C Effects of the invention C As described above, according to the invention, in the optical card,
Since the information indicating whether or not there is an error in the recorded data is recorded without distinction from the recorded data, the number of bytes of information indicating this error is large, so even if an error occurs in the information indicating this error, the error will not occur. Corrections can be easily made.

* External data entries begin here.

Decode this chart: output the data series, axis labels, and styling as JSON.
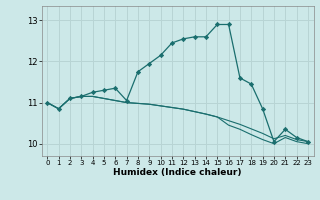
{
  "xlabel": "Humidex (Indice chaleur)",
  "bg_color": "#cce8e8",
  "line_color": "#1a6e6e",
  "grid_color": "#b8d4d4",
  "xlim": [
    -0.5,
    23.5
  ],
  "ylim": [
    9.7,
    13.35
  ],
  "yticks": [
    10,
    11,
    12,
    13
  ],
  "xticks": [
    0,
    1,
    2,
    3,
    4,
    5,
    6,
    7,
    8,
    9,
    10,
    11,
    12,
    13,
    14,
    15,
    16,
    17,
    18,
    19,
    20,
    21,
    22,
    23
  ],
  "series": [
    {
      "x": [
        0,
        1,
        2,
        3,
        4,
        5,
        6,
        7,
        8,
        9,
        10,
        11,
        12,
        13,
        14,
        15,
        16,
        17,
        18,
        19,
        20,
        21,
        22,
        23
      ],
      "y": [
        11.0,
        10.85,
        11.1,
        11.15,
        11.25,
        11.3,
        11.35,
        11.05,
        11.75,
        11.95,
        12.15,
        12.45,
        12.55,
        12.6,
        12.6,
        12.9,
        12.9,
        11.6,
        11.45,
        10.85,
        10.05,
        10.35,
        10.15,
        10.05
      ],
      "marker": true
    },
    {
      "x": [
        0,
        1,
        2,
        3,
        4,
        5,
        6,
        7,
        8,
        9,
        10,
        11,
        12,
        13,
        14,
        15,
        16,
        17,
        18,
        19,
        20,
        21,
        22,
        23
      ],
      "y": [
        11.0,
        10.85,
        11.1,
        11.15,
        11.15,
        11.1,
        11.05,
        11.0,
        10.98,
        10.96,
        10.92,
        10.88,
        10.84,
        10.78,
        10.72,
        10.65,
        10.56,
        10.47,
        10.36,
        10.25,
        10.12,
        10.2,
        10.1,
        10.05
      ],
      "marker": false
    },
    {
      "x": [
        0,
        1,
        2,
        3,
        4,
        5,
        6,
        7,
        8,
        9,
        10,
        11,
        12,
        13,
        14,
        15,
        16,
        17,
        18,
        19,
        20,
        21,
        22,
        23
      ],
      "y": [
        11.0,
        10.85,
        11.1,
        11.15,
        11.15,
        11.1,
        11.05,
        11.0,
        10.98,
        10.96,
        10.92,
        10.88,
        10.84,
        10.78,
        10.72,
        10.65,
        10.45,
        10.35,
        10.22,
        10.1,
        10.0,
        10.15,
        10.05,
        10.0
      ],
      "marker": false
    }
  ]
}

[Brief explanation of the drawing]

FIG. 1 is a diagram showing the configuration of an information recording section of an optical card according to an embodiment of the present invention. FIG. 2 is a schematic block diagram showing the electrical configuration of an optical card recording/reproducing apparatus according to an embodiment of the present invention. FIG. 3 is a flow diagram for explaining the operation of an optical card recording/reproducing apparatus according to an embodiment of the present invention. FIG. 4 is a diagram showing the configuration of an information recording section of an optical card according to another embodiment of the present invention. FIG. 5 is a diagram for explaining a conventional optical card. 6 and 7 are schematic diagrams of an optical card recording and reproducing apparatus which is a conventional example and which is applied to an embodiment of the present invention. FIG. 8 is a diagram showing the configuration of the information storage section 1 of an optical card as a conventional example. In the figure, 1 is an optical card, 2 is an information storage section 2j, 4 is data, 4a is user data, 4b is valid sector number data, 4c is recording error sector number data, 10 is an optical card recording/reproducing device, ]1 is CPU, 12 is a card transport unit, 1
3 is an optical head section, 14 is a ROM, 15 is a RAM, and 16 is an EDAC. Figure 1: 100 Kojirukai 7ha Danrokua F Soichi--B Figure 2 Seven-Y' Ichi Ishi is an artist! The plaster is also 2/10 Figure 14・）'Blue tattoo i Apology j trench {▼ri structure ゛Figure − − − − − −
−． J Figure 3 Plane f71 Flow diagram Figure 5 72 Tour story θ Month diagram? ■ ■ B Figure 8 Clear? g! 107 Buildings/Bokuwo○

Claims (2)

[Claims] (1) In an optical card in which information can be written as an optically detectable bit string in each storage area of a predetermined length, recorded data of the storage area before the storage area is stored in the storage area. An optical card characterized in that information indicating whether or not there is an error is recorded without distinction from recorded data. (2) A recording means for recording data on an optical card, a reproducing means for reproducing the data recorded by the recording means, and an inspection to see whether the data reproduced by the reproducing means is the same as the recorded data. In an optical card recording/reproducing apparatus, the optical card recording and reproducing apparatus includes a control means for controlling to re-record in the next storage area of the optical card if an error is found as a result of the test by the test means, the control means comprising: The optical card recording/reproduction is characterized in that control is performed so that information indicating that there is an error in the recorded data in the previous recording area is recorded in the recording area to be re-recorded without distinguishing it from the data to be recorded. Device.